Non era insolito incontrare nei piccoli centri, donne vestite di nero che venivano "ingaggiate" dietro ricompensa, per piangere alle cerimonie funebri, erano le cosiddette prefiche o "chiangimorti" che avevano il triste compito di piangere il defunto  decantando le sue qualità e le sue virtù fino a far commuovere i presenti.
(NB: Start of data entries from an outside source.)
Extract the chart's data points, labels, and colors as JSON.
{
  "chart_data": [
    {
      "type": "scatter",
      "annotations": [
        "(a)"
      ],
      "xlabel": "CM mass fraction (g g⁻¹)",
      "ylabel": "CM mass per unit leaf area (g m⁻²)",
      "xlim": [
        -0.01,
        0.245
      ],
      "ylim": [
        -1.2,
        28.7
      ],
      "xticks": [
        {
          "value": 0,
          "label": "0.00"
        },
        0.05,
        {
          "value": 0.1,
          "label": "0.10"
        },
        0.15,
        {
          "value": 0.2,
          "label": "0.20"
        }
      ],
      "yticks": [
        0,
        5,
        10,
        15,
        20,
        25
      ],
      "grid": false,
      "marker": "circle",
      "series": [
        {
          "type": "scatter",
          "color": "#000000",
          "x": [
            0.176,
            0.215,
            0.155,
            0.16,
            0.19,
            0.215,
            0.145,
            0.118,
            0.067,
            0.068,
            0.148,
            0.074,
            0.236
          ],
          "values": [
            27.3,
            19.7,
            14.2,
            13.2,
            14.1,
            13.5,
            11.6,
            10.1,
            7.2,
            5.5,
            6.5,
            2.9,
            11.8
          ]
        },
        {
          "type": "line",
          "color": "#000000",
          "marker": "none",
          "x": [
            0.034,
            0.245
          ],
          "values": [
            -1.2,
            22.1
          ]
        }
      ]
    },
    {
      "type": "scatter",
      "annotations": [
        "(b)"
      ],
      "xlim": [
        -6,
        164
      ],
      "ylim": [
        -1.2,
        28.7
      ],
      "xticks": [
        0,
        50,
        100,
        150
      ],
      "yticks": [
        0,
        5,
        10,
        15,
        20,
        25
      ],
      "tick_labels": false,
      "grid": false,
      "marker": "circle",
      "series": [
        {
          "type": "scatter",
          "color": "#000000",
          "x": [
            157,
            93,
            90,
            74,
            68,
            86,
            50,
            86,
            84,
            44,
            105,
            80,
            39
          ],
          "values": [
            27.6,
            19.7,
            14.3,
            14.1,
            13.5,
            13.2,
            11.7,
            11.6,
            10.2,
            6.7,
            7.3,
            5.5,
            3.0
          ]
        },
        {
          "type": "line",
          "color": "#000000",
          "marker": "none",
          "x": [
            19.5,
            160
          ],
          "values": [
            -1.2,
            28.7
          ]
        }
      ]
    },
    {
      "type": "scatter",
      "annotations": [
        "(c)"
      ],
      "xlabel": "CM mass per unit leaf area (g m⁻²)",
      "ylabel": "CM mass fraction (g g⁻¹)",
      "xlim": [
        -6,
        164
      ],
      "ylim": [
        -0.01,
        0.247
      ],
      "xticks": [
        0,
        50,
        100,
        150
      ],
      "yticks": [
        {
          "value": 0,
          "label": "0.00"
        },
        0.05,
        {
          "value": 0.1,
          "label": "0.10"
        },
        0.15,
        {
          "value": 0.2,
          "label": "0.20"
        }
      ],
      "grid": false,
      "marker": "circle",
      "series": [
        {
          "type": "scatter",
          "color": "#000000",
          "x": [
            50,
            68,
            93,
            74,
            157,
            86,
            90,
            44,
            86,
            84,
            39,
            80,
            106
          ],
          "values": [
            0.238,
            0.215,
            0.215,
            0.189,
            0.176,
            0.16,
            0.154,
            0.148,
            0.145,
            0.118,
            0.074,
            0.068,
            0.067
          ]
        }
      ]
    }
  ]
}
Fra le due guerre mondiali molta manodopera femminile fu impegnata nelle manifattura del tabacco, erano mal pagate, gli orari di lavoro pesanti (otto, nove ore) e l'occupazione discontinua. Spesso la loro casa era lontana chilometri dal posto di lavoro e ci arrivavano a piedi, ma si sentivano privilegiate perchè portavano a casa il salario come l'uomo. Sono state le prime operaie a rivendicare  il diritto a miglioramenti di vita e di lavoro consapevoli del loro ruolo di lavoratrici e di cittadine. Grazie alla loro forza nel  1948, a Lecce nacque il Sindacato Nazionale Lavoratori Donne Tabacco, poi Sindacato Nazionale Tabacchine. Gli scioperi e le agitazioni non si esaurirono presto,continuarono dagli anni cinquanta fino ai sessanta senza paura di far sentire la loro voce, erano donne che sfidavano le convenzioni, lottavano non solo per loro, ma anche per le loro figlie che il loro essere donne non comportasse una discriminazione.